PN – Como a pandemia afetou a sua vida profissional?

BZ - Na Rocco trabalhamos no Centro do Rio. Ficamos no escritório até o dia 20 de março. A cidade foi se esvaziando dia a dia e somente as populações de rua permaneceram. Mesmo as grandes lojas que ainda estavam abertas, como as Lojas Americanas, ficaram às moscas. Como a cidade não é segura e há o risco da contaminação, decidimos liberar a equipe para trabalhar de casa.

Sobre o home office, na verdade, hoje já trabalhamos o dia a dia inteiro com computadores e em cima do gerenciamento de e-mails ou “zap”. Essa necessidade de trabalho em escritório é mais cultural do que real. Você consegue trabalhar tão bem de casa, quanto no escritório. O que você perde é o convívio social, coisa que brasileiro adora. Se sociabilizar é um esporte nacional. Mas aqui no Rio a gente tem uma sensação de irrealidade com essa situação. Ainda está quente, você acorda e olha para a janela, o céu está azul, os dias são lindos, a praia fica a dez minutos de casa, mas você está sitiado em casa.

PN – O que você recomenda às pessoas que estão em isolamento?

BZ - O difícil nessa situação é você conseguir se concentrar para ler. Para isso você precisa fugir do noticiário, da Netflix e dos grupos de WhatsApp. Mas eu sugiro A lógica do Cisne Negro, do Nasim Nicholas Taleb, livro que divulguei por muitos anos e que sempre volta a vender em tempos em que o imponderável muda a realidade e É isto um homem?, de Primo Levi. Quando você vê que os judeus sobreviveram a tudo aquilo, onde pensar no amanhã era um luxo, tem a certeza de que o espírito humano vai sobreviver a tudo. Inclusive ao Corona.

PN - Qual sua opinião sobre a atuação do governo e autoridades brasileiras?

BZ - O atual presidente é completamente despreparado para administrar o país e assim como Trump, minimiza a questão e fica criando intrigas pelo Twitter. Já os governos estaduais brasileiros têm feito o que é necessário. Na minha opinião é preciso, num primeiro momento, parar tudo para tentar segurar o primeiro impacto do coronavírus e a saúde pública ter tempo de se organizar.

A questão é que o Brasil não tem a malha de assistência social de outros países com o agravo de que se a classe média fica em home office ainda com salário garantido por algum tempo, há milhões de pessoas vivem de subempregos, dependendo do que ganham a cada dia.
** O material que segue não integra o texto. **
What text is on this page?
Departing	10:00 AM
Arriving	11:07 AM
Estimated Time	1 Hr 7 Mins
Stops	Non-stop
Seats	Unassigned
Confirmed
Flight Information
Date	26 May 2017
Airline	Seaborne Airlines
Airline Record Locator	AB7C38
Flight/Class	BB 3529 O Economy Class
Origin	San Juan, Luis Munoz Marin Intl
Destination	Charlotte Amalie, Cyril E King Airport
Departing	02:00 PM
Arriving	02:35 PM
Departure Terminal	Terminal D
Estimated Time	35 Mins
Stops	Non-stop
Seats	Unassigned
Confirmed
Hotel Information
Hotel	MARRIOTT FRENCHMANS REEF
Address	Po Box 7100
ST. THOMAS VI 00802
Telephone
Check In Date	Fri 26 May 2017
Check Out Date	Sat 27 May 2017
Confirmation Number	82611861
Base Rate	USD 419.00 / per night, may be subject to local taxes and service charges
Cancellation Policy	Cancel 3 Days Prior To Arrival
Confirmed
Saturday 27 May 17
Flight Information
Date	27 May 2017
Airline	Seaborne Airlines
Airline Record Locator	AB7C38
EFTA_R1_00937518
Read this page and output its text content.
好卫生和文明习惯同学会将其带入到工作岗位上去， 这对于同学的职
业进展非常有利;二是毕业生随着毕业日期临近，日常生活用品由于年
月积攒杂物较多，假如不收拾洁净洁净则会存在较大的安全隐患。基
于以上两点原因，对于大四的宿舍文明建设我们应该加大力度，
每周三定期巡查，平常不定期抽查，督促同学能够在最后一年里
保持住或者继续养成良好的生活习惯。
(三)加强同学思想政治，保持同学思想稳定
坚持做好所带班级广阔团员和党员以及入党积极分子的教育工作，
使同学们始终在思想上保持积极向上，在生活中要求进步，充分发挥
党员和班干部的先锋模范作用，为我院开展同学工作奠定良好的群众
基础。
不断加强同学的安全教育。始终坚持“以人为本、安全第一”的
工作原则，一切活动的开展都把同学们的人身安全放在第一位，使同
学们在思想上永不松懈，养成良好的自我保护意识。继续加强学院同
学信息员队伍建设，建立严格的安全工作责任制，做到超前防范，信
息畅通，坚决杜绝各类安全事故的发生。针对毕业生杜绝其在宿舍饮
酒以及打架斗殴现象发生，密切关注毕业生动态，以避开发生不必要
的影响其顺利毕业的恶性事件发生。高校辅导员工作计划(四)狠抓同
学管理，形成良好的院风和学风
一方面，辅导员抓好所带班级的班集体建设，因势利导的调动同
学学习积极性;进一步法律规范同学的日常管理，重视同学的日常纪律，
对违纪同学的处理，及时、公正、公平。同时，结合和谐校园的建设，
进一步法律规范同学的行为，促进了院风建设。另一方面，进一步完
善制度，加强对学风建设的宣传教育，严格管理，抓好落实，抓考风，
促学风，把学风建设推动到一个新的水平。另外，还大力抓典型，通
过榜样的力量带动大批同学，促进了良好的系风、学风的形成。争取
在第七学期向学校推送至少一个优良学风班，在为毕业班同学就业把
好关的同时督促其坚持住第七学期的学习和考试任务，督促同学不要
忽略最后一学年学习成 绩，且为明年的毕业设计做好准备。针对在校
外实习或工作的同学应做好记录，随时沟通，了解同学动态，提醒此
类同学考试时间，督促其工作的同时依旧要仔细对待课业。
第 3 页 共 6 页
Se a situação continuar assim por muitas semanas, teremos uma convulsão social, porque as pessoas não terão o que comer e o pequeno comércio, assim como várias livrarias, vai quebrar.

PN – Qual a primeira coisa que você fará quando isso acabar?

BZ - Vou correr na praia. Correr até não aguentar. Todo mundo anda engordando com o corona. E sinto falta do sol e da paisagem de Icaraí, bairro de Niterói, onde moro. Depois disso tudo, acho que nunca mais passo um dia sequer trancado em casa. O melhor do Rio é a paisagem. Ficar trancado em casa num dia de sol é até pecado.